Hersey,cumartesi aksami ankaraya donecekken anlik bir kararla bir kac gun istanbuldaki arkadaslarimla gorusme karari almamla basladi. Esenlerde baslayan hikayemizin basinda abimle birlikte ikeada birseyler yedikten sonra taksime gectik.
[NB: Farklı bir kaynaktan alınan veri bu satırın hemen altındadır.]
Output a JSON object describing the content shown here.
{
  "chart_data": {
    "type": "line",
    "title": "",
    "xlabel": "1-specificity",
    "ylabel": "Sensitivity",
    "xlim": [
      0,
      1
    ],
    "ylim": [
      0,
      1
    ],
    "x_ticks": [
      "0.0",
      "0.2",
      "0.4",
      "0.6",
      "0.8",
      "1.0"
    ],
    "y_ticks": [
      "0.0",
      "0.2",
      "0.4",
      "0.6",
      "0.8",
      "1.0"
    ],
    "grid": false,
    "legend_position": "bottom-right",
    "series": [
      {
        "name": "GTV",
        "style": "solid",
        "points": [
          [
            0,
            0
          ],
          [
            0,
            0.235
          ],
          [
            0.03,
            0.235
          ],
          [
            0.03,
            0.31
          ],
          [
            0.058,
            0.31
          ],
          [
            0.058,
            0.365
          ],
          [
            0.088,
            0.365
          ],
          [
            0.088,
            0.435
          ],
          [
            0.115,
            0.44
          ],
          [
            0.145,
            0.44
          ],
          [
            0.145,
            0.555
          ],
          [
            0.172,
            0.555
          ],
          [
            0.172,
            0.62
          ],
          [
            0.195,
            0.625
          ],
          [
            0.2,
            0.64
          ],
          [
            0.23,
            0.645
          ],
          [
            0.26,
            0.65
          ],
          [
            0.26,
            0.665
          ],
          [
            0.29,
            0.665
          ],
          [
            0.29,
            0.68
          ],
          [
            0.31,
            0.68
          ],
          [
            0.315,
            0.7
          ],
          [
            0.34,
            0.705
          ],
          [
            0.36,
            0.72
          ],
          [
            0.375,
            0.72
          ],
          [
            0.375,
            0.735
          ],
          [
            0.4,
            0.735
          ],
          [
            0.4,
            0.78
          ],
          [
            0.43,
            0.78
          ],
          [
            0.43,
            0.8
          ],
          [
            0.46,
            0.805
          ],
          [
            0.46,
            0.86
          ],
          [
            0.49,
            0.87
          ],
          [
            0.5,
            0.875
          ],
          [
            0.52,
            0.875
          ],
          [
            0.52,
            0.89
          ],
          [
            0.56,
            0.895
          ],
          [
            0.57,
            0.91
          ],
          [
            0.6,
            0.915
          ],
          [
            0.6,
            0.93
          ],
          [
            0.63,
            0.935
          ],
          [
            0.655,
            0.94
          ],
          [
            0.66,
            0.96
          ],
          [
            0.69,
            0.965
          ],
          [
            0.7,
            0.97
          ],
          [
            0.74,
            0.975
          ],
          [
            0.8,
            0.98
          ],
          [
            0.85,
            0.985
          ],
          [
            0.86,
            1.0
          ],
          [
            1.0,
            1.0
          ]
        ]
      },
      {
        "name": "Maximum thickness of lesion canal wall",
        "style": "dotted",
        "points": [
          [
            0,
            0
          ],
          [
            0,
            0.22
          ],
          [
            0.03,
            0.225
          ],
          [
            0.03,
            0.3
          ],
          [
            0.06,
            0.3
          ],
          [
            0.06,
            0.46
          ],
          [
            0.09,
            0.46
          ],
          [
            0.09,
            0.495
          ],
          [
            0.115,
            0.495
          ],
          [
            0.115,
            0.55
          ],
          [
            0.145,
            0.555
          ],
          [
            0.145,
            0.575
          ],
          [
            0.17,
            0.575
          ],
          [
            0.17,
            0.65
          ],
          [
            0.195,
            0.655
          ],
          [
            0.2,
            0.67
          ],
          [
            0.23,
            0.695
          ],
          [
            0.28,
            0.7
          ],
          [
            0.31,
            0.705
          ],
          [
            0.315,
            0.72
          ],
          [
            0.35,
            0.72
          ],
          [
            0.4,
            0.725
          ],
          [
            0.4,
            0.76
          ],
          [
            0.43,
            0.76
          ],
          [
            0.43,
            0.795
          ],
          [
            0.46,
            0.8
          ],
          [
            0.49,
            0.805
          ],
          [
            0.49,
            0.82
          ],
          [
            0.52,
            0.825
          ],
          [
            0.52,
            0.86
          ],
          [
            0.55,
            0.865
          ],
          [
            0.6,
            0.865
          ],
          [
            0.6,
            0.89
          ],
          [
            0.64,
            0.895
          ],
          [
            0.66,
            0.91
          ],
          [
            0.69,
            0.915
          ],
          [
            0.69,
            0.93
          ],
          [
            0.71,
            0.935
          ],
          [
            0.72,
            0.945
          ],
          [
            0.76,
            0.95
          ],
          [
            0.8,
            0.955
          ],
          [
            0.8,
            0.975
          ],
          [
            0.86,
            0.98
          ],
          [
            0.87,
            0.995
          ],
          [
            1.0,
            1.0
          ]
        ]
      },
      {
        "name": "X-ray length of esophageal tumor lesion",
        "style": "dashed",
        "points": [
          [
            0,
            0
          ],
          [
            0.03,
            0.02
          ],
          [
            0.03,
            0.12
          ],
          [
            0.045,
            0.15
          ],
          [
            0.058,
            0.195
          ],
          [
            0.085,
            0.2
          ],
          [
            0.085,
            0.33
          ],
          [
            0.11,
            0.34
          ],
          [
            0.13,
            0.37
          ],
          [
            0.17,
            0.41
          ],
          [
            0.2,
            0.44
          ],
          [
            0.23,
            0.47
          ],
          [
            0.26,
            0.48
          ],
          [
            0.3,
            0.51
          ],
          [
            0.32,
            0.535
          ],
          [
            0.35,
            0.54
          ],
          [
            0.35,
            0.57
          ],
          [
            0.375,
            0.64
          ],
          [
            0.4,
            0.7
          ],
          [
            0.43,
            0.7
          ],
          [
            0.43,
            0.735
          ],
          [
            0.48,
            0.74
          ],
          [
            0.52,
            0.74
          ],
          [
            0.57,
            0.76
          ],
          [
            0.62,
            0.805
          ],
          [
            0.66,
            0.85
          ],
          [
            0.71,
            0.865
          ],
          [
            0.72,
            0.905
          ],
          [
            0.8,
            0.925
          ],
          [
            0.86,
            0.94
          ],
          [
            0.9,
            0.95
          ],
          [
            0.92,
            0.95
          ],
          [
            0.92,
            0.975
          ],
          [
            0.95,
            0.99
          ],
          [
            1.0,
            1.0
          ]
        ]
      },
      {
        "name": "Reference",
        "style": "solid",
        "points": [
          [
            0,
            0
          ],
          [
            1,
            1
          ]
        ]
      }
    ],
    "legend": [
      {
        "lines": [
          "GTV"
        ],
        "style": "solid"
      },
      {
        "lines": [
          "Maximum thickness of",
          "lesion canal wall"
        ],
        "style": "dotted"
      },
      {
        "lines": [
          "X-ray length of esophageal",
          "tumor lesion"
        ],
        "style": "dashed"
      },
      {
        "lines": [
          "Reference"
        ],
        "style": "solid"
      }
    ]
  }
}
Semihin arkadaslari ile bulusup indigoya gittik. bir seyler ictikten sonra ictiklerimi mekana yedirmek adina hesap odemeden kacmam herseyin baslangiciydi. saat 12 gibi kendi arkadaslarimla bulustum. kucuk beyoglunda 2,3 saat vakit gecirdikten sonra gece 3 e dogru meydandan bir taksiye bindik. bu butun aksam esnasinda yanimda tasidigim kucuk boy bir bavul vardi. o bavulu da taksinin arkasina attik gidiyoruz. taksici adam bir hallerde. playlistindeki izmirli taylan,ankarali turgut,mezdeke,yildiz tilbe sarkilariyla bizi oyle bir ebletti ki takside kafayi bir kez daha bulmustuk.Hisarustune geldigimiz yolcugun son dakikalarinda taksiden ayrildik.bavullarimizi almak uzere. derken taksi basti gitti. bildigin gitti. arkasindan kosarken bir durur gibi oldu. sonra yine hizlandi. gecenin sabaha kadar olan devami karakollardan karakola ping pong topu misali ziplamakla gecti. ihbar bile edemedik durumu o derece. turk polusu kalp turk gencleri. ozetle istanbulda gecirdigin 2 gunluk zaman diliminde laptopimdan,ipodumdan tut en sevdigim giysilerime,donlarima kadar caldirdim, efsanevi ispanya vize failimden sonra basima daha ne gelebilir derken, yeni vakamla sizlerleyim, I heart Istanbul.